BANDUNG, LINews – Dinas Pendidikan (Disdik) Jawa Barat banyak menerima aduan korban perundungan yang menimpa siswa SMA dan SMK. Pengaduan itu diterima sejak Stopper diluncurkan pada 22 Februari 2023.
Berdasarkan catatan Disdik Jabar, sedikitnya delapan aduan kasus perundungan yang masuk lewat aplikasi Sistem Terintegrasi Olah Pengaduan Perundungan (Stopper) itu.
Untuk diketahui, aplikasi Stopper yang digagas oleh Pemprov Jabar ini merupakan salah satu upaya dalam menyikapi maraknya kasus bullying atau perundungan terhadap warga sekolah.
Sekretaris Disdik Jabar Yesa Sarwedi mengatakan, dari delepan kasus bullying tersebut, beberapa di antaranya dilaporkan dengan anonim atau nama dirahasiakan.

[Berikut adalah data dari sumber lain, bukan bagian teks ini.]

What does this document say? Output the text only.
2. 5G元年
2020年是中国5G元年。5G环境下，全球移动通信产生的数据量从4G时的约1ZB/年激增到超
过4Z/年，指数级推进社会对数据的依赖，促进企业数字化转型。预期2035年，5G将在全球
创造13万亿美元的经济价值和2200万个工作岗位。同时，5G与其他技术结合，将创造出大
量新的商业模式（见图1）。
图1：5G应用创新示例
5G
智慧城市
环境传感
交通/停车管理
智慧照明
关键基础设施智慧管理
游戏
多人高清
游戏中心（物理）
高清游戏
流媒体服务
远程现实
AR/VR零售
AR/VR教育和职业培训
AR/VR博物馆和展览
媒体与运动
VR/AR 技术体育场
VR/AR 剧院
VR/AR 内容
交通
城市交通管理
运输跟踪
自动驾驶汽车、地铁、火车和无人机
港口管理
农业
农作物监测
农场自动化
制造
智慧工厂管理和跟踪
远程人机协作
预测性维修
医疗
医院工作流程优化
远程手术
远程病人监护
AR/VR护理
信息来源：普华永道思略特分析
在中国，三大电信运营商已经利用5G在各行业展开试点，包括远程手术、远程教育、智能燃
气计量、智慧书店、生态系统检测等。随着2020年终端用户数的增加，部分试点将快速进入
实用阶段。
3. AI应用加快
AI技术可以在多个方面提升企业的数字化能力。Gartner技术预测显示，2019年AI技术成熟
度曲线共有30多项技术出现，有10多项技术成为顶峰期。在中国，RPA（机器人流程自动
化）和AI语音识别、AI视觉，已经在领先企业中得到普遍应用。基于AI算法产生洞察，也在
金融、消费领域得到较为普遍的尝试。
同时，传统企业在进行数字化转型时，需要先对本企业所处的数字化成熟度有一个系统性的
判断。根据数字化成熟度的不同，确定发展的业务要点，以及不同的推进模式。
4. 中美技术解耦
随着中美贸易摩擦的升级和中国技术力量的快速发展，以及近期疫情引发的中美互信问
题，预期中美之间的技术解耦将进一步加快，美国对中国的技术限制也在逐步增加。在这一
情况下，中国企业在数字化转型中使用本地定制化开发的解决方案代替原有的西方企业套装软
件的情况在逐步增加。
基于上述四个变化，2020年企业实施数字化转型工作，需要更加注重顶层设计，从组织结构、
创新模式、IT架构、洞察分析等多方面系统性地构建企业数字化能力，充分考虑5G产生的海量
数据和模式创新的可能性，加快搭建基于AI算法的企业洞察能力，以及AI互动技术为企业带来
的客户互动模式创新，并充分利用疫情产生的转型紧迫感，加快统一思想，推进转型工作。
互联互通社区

“Total ada 8 laporan, identitas kita jaga, dan ini kita pelajari dan kita distribusikan cabang dinas ke sekolah,” kata Sekretaris Disdik Jabar dalam acara Galang Aspirasi Politik (Gaspol) Pokja PWI Gedung Sate seri 4 di Hotel Citarum, Jalan Citarum, Kota Bandung, Senin (20/3/2023).
Yesa Sarwedi menyatakan, pelapor dalam aplikasi Stopper ini adalah siswa-siswi SMA/SMK dan guru. Ada pun kasus yang dilaporkan mulai dari bullying dan beberapa kasus lain.
Disdik Jabar, ujar Yesa Sarwedi, memastikan segera menindaklanjuti aduan dengan verifikasi semua laporan yang masuk ke dalam aplikasi Stopper tersebut.
“Kasus bervariasi, dari 8 ini ada enam laki-laki, dua perempuan. Anonim ada dua dan enam sebutkan nama. Kategori pelaku satu guru, kemudian siswa tiga orang dan yang di luar siswa, dan guru da empat orang,” ujar Yesa Sarwedi.
Selain melakukan verifikasi pada pihak sekolah dan pelapor, kata Yesa, Disdik Jabar juga akan memberikan sanksi teguran pada pelaku tindakan bullying serta akan melakukan mediasi dari para orang tua korban dan pelaku, termasuk pihak sekolah.
“Sanksinya pembinaan, termasuk guru, tapi kalau fisik ya biasanya berunding dengan orang tua baik pelaku dan korban orang tua. Artinya bisa masuk ranah hukum,” tutur dia.
Sementara itu, anggota Komisi V DPRD Jabar Sri Rahayu Agustina mengapresiasi gagasan yang diinisiasi Disdik Jabar tersebut.
Menurut Sri Rahayu, aplikasi yang dibuat oleh Disdik Jabar sudah sesuai dengan Perda Nomor 3 Tahun 2021 tentang Penyelenggaraan Perlindungan Anak.
“Nah saya harapkan program ini bukan hanya program seremonial. Akan tetapi, ini adalah program yang benar-benar bisa dirasakan oleh siswa, orang tua, guru, dan kepala sekolah,” kata Sri Rahayu.
Dia menyatakan, ketika berbicara tentang kekerasan terhadap anak, banyak rangkaian yang harus dipenuhi dari program Stopper tersebut. Dia juga mengusulkan ada psikolog untuk turut membina para peserta didik dan guru.
“Kesiapan dari program ini harus bersinergi dengan stakeholder lainnya seperti DP3AKB dan memberikan sosialisasi ke sekolah-sekolah melalui rapat dengan orang tua murid, paguyuban juga bisa diundang,” ujar dia.
Ketua Lembaga Bantuan dan Pemantau Pendidikan (LBP2l) Asep B Kurnia mengatakan, perundungan merupakan masalah yang harus diselesaikan bersama. Tidak terkecuali para orang tua siswa yang dituntut berperan aktif memantau perkembangan anak.
“Lebih bagus lagi untuk memperhatikan pendidikan akhlak, kepribadian. Jadi jangan sampai kita itu istilahnya mah sayang sama anak tetapi apa yang dilakukan kita sekarang ini malah salah dampaknya pada anak anak nanti bisa semena-mena. Gampang emosi,” kata Aa Maung, sapaan akrabnya.